The heart of Honeywell's solution is a fluorborate salt, a chemical whose physical structure allows it to store a tremendous number of electrons. The chemical is dissolved in a special solution at high concentrations -- about 300 grams of salt per liter of solvent -- and then embedded onto carbon plates.
Siggel says that this chemical process is important because it improves how capacitors store and deliver energy.
"The main difference, compared to batteries, is that the battery uses a chemical reaction to generate electricity," he said. "[In a capacitor], it's a pure physical process. The [chemicals in the] plates are where you are storing the electrons."

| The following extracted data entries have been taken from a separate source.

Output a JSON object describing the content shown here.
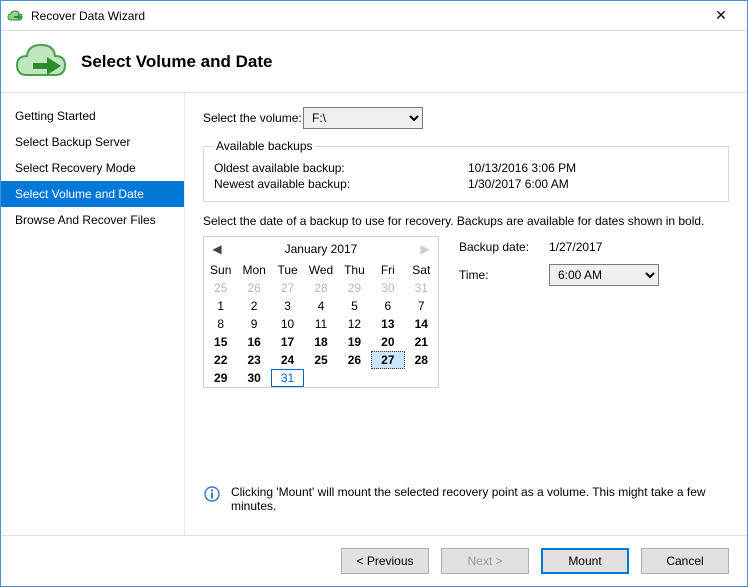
{
  "window": {
    "title": "Recover Data Wizard"
  },
  "header": {
    "title": "Select Volume and Date"
  },
  "sidebar": {
    "steps": [
      {
        "label": "Getting Started"
      },
      {
        "label": "Select Backup Server"
      },
      {
        "label": "Select Recovery Mode"
      },
      {
        "label": "Select Volume and Date"
      },
      {
        "label": "Browse And Recover Files"
      }
    ],
    "active_index": 3
  },
  "main": {
    "select_volume_label": "Select the volume:",
    "volume_selected": "F:\\",
    "group_legend": "Available backups",
    "oldest_label": "Oldest available backup:",
    "oldest_value": "10/13/2016 3:06 PM",
    "newest_label": "Newest available backup:",
    "newest_value": "1/30/2017 6:00 AM",
    "instruction": "Select the date of a backup to use for recovery. Backups are available for dates shown in bold.",
    "backup_date_label": "Backup date:",
    "backup_date_value": "1/27/2017",
    "time_label": "Time:",
    "time_value": "6:00 AM",
    "info_text": "Clicking 'Mount' will mount the selected recovery point as a volume. This might take a few minutes."
  },
  "calendar": {
    "month_label": "January 2017",
    "dow": [
      "Sun",
      "Mon",
      "Tue",
      "Wed",
      "Thu",
      "Fri",
      "Sat"
    ],
    "selected_day": 27,
    "today_day": 31,
    "cells": [
      {
        "n": 25,
        "other": true
      },
      {
        "n": 26,
        "other": true
      },
      {
        "n": 27,
        "other": true
      },
      {
        "n": 28,
        "other": true
      },
      {
        "n": 29,
        "other": true
      },
      {
        "n": 30,
        "other": true
      },
      {
        "n": 31,
        "other": true
      },
      {
        "n": 1
      },
      {
        "n": 2
      },
      {
        "n": 3
      },
      {
        "n": 4
      },
      {
        "n": 5
      },
      {
        "n": 6
      },
      {
        "n": 7
      },
      {
        "n": 8
      },
      {
        "n": 9
      },
      {
        "n": 10
      },
      {
        "n": 11
      },
      {
        "n": 12
      },
      {
        "n": 13,
        "bold": true
      },
      {
        "n": 14,
        "bold": true
      },
      {
        "n": 15,
        "bold": true
      },
      {
        "n": 16,
        "bold": true
      },
      {
        "n": 17,
        "bold": true
      },
      {
        "n": 18,
        "bold": true
      },
      {
        "n": 19,
        "bold": true
      },
      {
        "n": 20,
        "bold": true
      },
      {
        "n": 21,
        "bold": true
      },
      {
        "n": 22,
        "bold": true
      },
      {
        "n": 23,
        "bold": true
      },
      {
        "n": 24,
        "bold": true
      },
      {
        "n": 25,
        "bold": true
      },
      {
        "n": 26,
        "bold": true
      },
      {
        "n": 27,
        "bold": true
      },
      {
        "n": 28,
        "bold": true
      },
      {
        "n": 29,
        "bold": true
      },
      {
        "n": 30,
        "bold": true
      },
      {
        "n": 31
      }
    ]
  },
  "footer": {
    "previous": "< Previous",
    "next": "Next >",
    "mount": "Mount",
    "cancel": "Cancel"
  }
}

But by using special chemical concoctions such as Honeywell's salt, Siggel says supercapacitors can now hold about a million times more energy than of capacitors of similar size ? and without losing the important advantages of ordinary capacitors.
For example, storing electrons in a capacitor doesn't require any chemical reaction. That's why capacitors can be charged in seconds and release huge amounts of power quickly, too. (A typical use of capacitors is in electronics such as camera flashbulbs.)
Another advantage of supercapacitors: their extremely long life cycle. Batteries can produce electricity only as long as their chemicals hold out. Even rechargeable batteries have a limited life since their chemicals wear out from repeated charging and discharging.
"For a capacitor, this [charge-discharge cycle] is typical," said Siggel. "There is no overcharging, no effect on the lifetime of the chemicals, and 100 percent capacity all the time."
Such characteristics, says Siggel, now make supercapacitors an ideal candidate for uses traditionally filled by conventional rechargeable batteries. One such new use, for example, would be in new hybrid electric cars.
Currently, hybrid cars such as Toyota's Prius use heavy, rechargeable nickel-metal hydride batteries to store energy recaptured when drivers step on the car's brakes. That energy can then power a small electric motor to move the car at slow speeds, saving the car's engine -- and gasoline -- for higher speeds.
Siggel says a supercapacitor could easily do the job of the hybrid's battery without the weight or cost.
"Panasonic charges $4,000 or $5,000 for a Prius battery," he said. "If you have to replace it because the chemicals have worn out, that can be quite unreasonable for the car's owner."
Automobile makers have reportedly been working on supercapacitor-equipped cars. A Toyota spokeswoman says the Japanese company had a few years ago shown a Prius concept car using what it called an ultracapacitor. But the company says it's unlikely such a car will make it to showroom floors anytime soon.
Many say that even with chemicals such as Honeywell's fluroborate salt, supercapacitors won't catch up with the capabilities of traditional batteries. And there are several disadvantages that still need to be worked out.
For one, while a capacitor may hold energy comparable to a battery's, it typically releases it quickly, in large bursts. In other words, it would be hard to make a capacitor that can deliver a steady stream of electricity for days or even hours at a time.
Although a backup power system made up of just supercapacitors would be impossible, Siggle says the devices could have a role in protecting a regional power grid and perhaps prevent wide-scale blackouts such as the one that struck last year.
"In the power blackouts of last year, you had one system that crashed and the others tried to make up for the sudden loss of power," he said. "When they couldn't make up the demand, they began to fail as well."
Siggel theorizes that large banks of supercapacitors might have been able to take up the slack momentarily, providing just enough power and time for system engineers to react properly.
"If there was a buffer in between [the failure of one system], maybe the next system [down the line] wouldn't have crashed," he suggested.
But until more supercapacitors are developed, tested, and put to practical use, Siggel's idea might be just another spark in the dark.